Over the past decade or so, the style of African-American street dance known as Krump has gained popularity, both in the US and internationally. Krump has been featured in television, movies, and music videos of several popular pop and hip-hop artists, gaining mainstream attention.
The origins of Krump can be traced to South Central, Los Angeles in the early 2000s. It evolved from Clowning, a style of dance that originated in Compton, California in the 1990s. Considered more aggressive than its predecessor Clowning, Krump is composed of freestyle, expressive, sharp, and highly energetic movements, such as stomps, jabs, and chest pops. Krump is often done in dance battles, where competitors face off against each other and show self-expression. Many krumpers incorporate some sort of concept or storyline into their dances, expressing their feelings or a message to everyone watching.
P.K.N. Screams, Krump Society
Credits to: Norris Photography
Norris “Cosmic” Duckett III, founder of nonprofit organization Krump Society, got into Krump due to an incident in high school, when he was a transfer student who other students were bullying. One of his classmates who stood up for him was a Clowning and Krump dancer, which led Norris to become involved with the community. He initially stood on the sidelines, just watching other people dance or providing the beat, but he eventually gained the self-confidence to dance himself. He became very passionate about Krump, participating day and night in “labs” or experimental dance sessions to refine his craft.

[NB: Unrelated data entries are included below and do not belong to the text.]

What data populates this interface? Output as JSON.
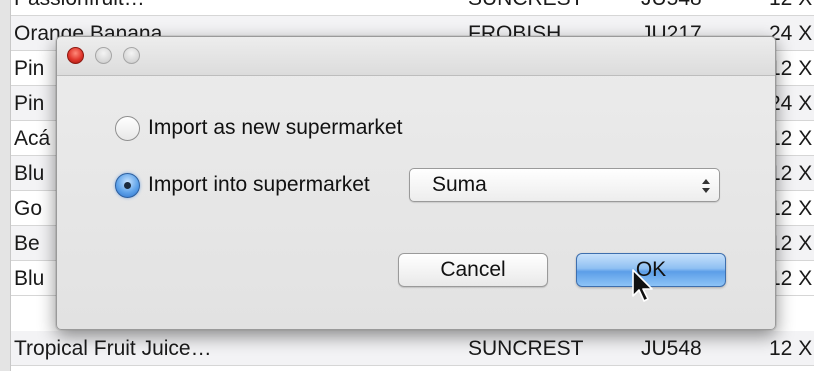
{
  "background_table": {
    "rows": [
      {
        "name": "Passionfruit…",
        "brand": "SUNCREST",
        "code": "JU548",
        "qty": "12 X"
      },
      {
        "name": "Orange Banana",
        "brand": "FROBISH",
        "code": "JU217",
        "qty": "24 X"
      },
      {
        "name": "Pin",
        "brand": "",
        "code": "",
        "qty": "12 X"
      },
      {
        "name": "Pin",
        "brand": "",
        "code": "",
        "qty": "24 X"
      },
      {
        "name": "Acá",
        "brand": "",
        "code": "",
        "qty": "12 X"
      },
      {
        "name": "Blu",
        "brand": "",
        "code": "",
        "qty": "12 X"
      },
      {
        "name": "Go",
        "brand": "",
        "code": "",
        "qty": "12 X"
      },
      {
        "name": "Be",
        "brand": "",
        "code": "",
        "qty": "12 X"
      },
      {
        "name": "Blu",
        "brand": "",
        "code": "",
        "qty": "12 X"
      },
      {
        "name": "Tropical Fruit Juice…",
        "brand": "SUNCREST",
        "code": "JU548",
        "qty": "12 X"
      }
    ]
  },
  "dialog": {
    "option_new_label": "Import as new supermarket",
    "option_into_label": "Import into supermarket",
    "selected_option": "into",
    "supermarket_value": "Suma",
    "cancel_label": "Cancel",
    "ok_label": "OK"
  },
  "colors": {
    "close_button": "#e0362c",
    "default_button": "#5c9ee8",
    "dialog_bg": "#e6e6e6"
  }
}
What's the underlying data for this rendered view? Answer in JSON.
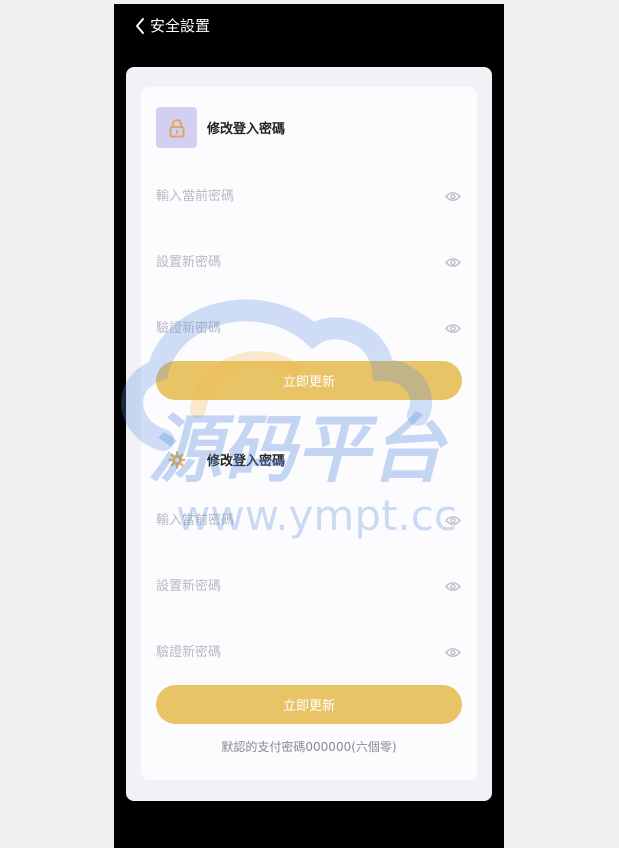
{
  "header": {
    "title": "安全設置"
  },
  "login_section": {
    "title": "修改登入密碼",
    "fields": [
      {
        "placeholder": "輸入當前密碼"
      },
      {
        "placeholder": "設置新密碼"
      },
      {
        "placeholder": "驗證新密碼"
      }
    ],
    "submit_label": "立即更新"
  },
  "pay_section": {
    "title": "修改登入密碼",
    "fields": [
      {
        "placeholder": "輸入當前密碼"
      },
      {
        "placeholder": "設置新密碼"
      },
      {
        "placeholder": "驗證新密碼"
      }
    ],
    "submit_label": "立即更新",
    "hint": "默認的支付密碼000000(六個零)"
  },
  "watermark": {
    "main": "源码平台",
    "url": "www.ympt.cc"
  },
  "colors": {
    "accent": "#e9c467",
    "lock_bg": "#d3cff2",
    "placeholder": "#b8bac2",
    "watermark_blue": "#5b8fe0",
    "watermark_orange": "#f2b74a"
  },
  "icons": {
    "back": "chevron-left-icon",
    "lock": "lock-icon",
    "gear": "gear-icon",
    "eye": "eye-icon"
  }
}
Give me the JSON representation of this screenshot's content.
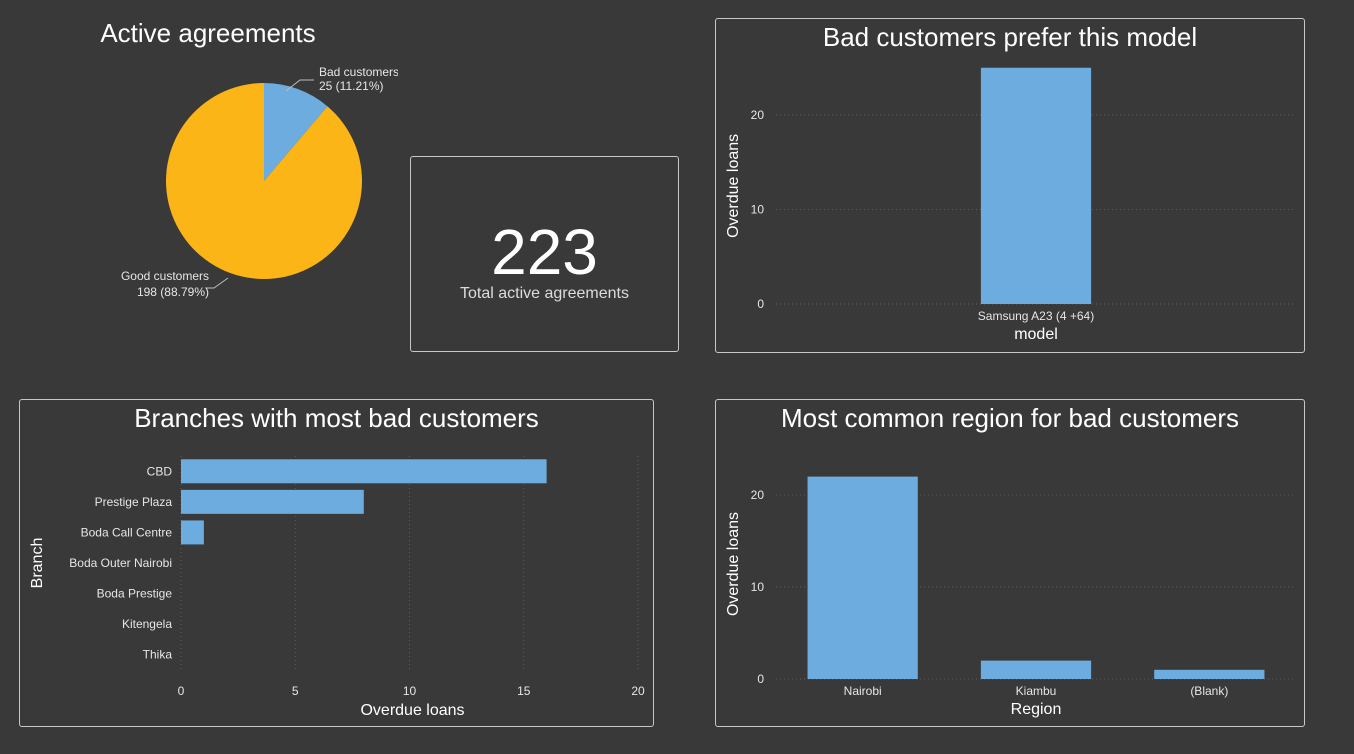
{
  "colors": {
    "background": "#393939",
    "bar": "#6cacdf",
    "pie_good": "#fbb516",
    "pie_bad": "#6cacdf",
    "gridline": "#5e5e5e",
    "panel_border": "#c8c8c8"
  },
  "kpi": {
    "value": "223",
    "label": "Total active agreements"
  },
  "chart_data": [
    {
      "id": "active",
      "type": "pie",
      "title": "Active agreements",
      "slices": [
        {
          "label": "Bad customers",
          "value": 25,
          "percent": "11.21%",
          "display": "25 (11.21%)"
        },
        {
          "label": "Good customers",
          "value": 198,
          "percent": "88.79%",
          "display": "198 (88.79%)"
        }
      ]
    },
    {
      "id": "model",
      "type": "bar",
      "title": "Bad customers prefer this model",
      "categories": [
        "Samsung A23 (4 +64)"
      ],
      "values": [
        25
      ],
      "xlabel": "model",
      "ylabel": "Overdue loans",
      "ylim": [
        0,
        25
      ],
      "yticks": [
        0,
        10,
        20
      ],
      "grid": true
    },
    {
      "id": "branches",
      "type": "bar",
      "orientation": "horizontal",
      "title": "Branches with most bad customers",
      "categories": [
        "CBD",
        "Prestige Plaza",
        "Boda Call Centre",
        "Boda Outer Nairobi",
        "Boda Prestige",
        "Kitengela",
        "Thika"
      ],
      "values": [
        16,
        8,
        1,
        0,
        0,
        0,
        0
      ],
      "xlabel": "Overdue loans",
      "ylabel": "Branch",
      "xlim": [
        0,
        20
      ],
      "xticks": [
        0,
        5,
        10,
        15,
        20
      ],
      "grid": true
    },
    {
      "id": "region",
      "type": "bar",
      "title": "Most common region for bad customers",
      "categories": [
        "Nairobi",
        "Kiambu",
        "(Blank)"
      ],
      "values": [
        22,
        2,
        1
      ],
      "xlabel": "Region",
      "ylabel": "Overdue loans",
      "ylim": [
        0,
        25
      ],
      "yticks": [
        0,
        10,
        20
      ],
      "grid": true
    }
  ]
}
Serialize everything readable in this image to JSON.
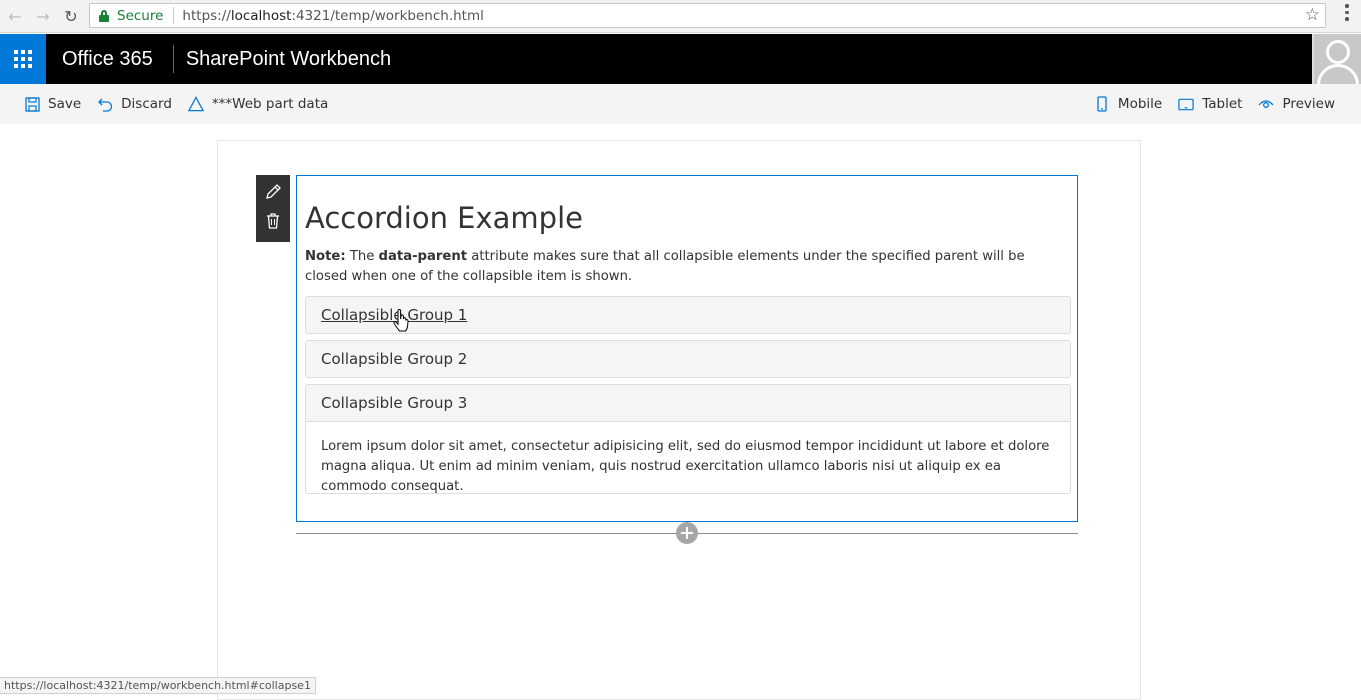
{
  "browser": {
    "secure_label": "Secure",
    "url_scheme": "https://",
    "url_host": "localhost",
    "url_rest": ":4321/temp/workbench.html"
  },
  "suite": {
    "brand": "Office 365",
    "app_title": "SharePoint Workbench"
  },
  "commands": {
    "save": "Save",
    "discard": "Discard",
    "web_part_data": "***Web part data",
    "mobile": "Mobile",
    "tablet": "Tablet",
    "preview": "Preview"
  },
  "webpart": {
    "title": "Accordion Example",
    "note_label": "Note:",
    "note_pre": " The ",
    "note_attr": "data-parent",
    "note_post": " attribute makes sure that all collapsible elements under the specified parent will be closed when one of the collapsible item is shown.",
    "groups": [
      {
        "label": "Collapsible Group 1"
      },
      {
        "label": "Collapsible Group 2"
      },
      {
        "label": "Collapsible Group 3"
      }
    ],
    "expanded_body": "Lorem ipsum dolor sit amet, consectetur adipisicing elit, sed do eiusmod tempor incididunt ut labore et dolore magna aliqua. Ut enim ad minim veniam, quis nostrud exercitation ullamco laboris nisi ut aliquip ex ea commodo consequat."
  },
  "status": {
    "link_url": "https://localhost:4321/temp/workbench.html#collapse1"
  },
  "colors": {
    "accent": "#0078d7",
    "suite_bg": "#000000",
    "secure": "#188038"
  }
}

However, Norris had to lay off from Krump for some time, after becoming a father and suffering an aneurysm. After recovering, he went back to school to study and, one day, when he was studying for his master’s degree, he had an idea to found an organization to spread the art of Krump to Black youth in the Los Angeles area in order to keep them safe and off the streets. Over the next two years, Norris came up with Krump Society’s identity, such as its name and logo, and recruited members and sponsors. He consulted with several influential figures in Krump, gaining their support for the project.
In 2017, Krump Society officially opened its doors, actively assisting the youth of Los Angeles County by creating after-school activities, boosting professional job training, and contributing to community and family wellness. Krump Society is looking for partners to financially support its activities, which include giving youth a place to dance and learn more about Krump, creating a support system, and steering them away from dangerous activities such as drug abuse and petty crime.
Mvyhem 2, krump event
Credits to: Norris Photography
Krump Society has another goal, which is to help Krump become recognized as an official Olympic sport for the 2028 Summer Games in Los Angeles. This follows breakdancing’s inclusion in the 2024 Paris Olympics. Norris and Krump Society are raising awareness about Krump’s Olympic push, especially among the Los Angeles community. He says that, by gaining enough public support, organizers will take heed of the demand and include Krump in 2028.
“Krump was born in LA, and the Olympics will be in LA in 2028, so it’s coming full circle,” Norris says. “Through a unified front, manifestation, and a more accepting Olympics community, Krump can mirror hip hop’s trajectory, now being seen and heard everywhere. Krump has been gathering energy and the community can be found worldwide, so I believe Krump is next.”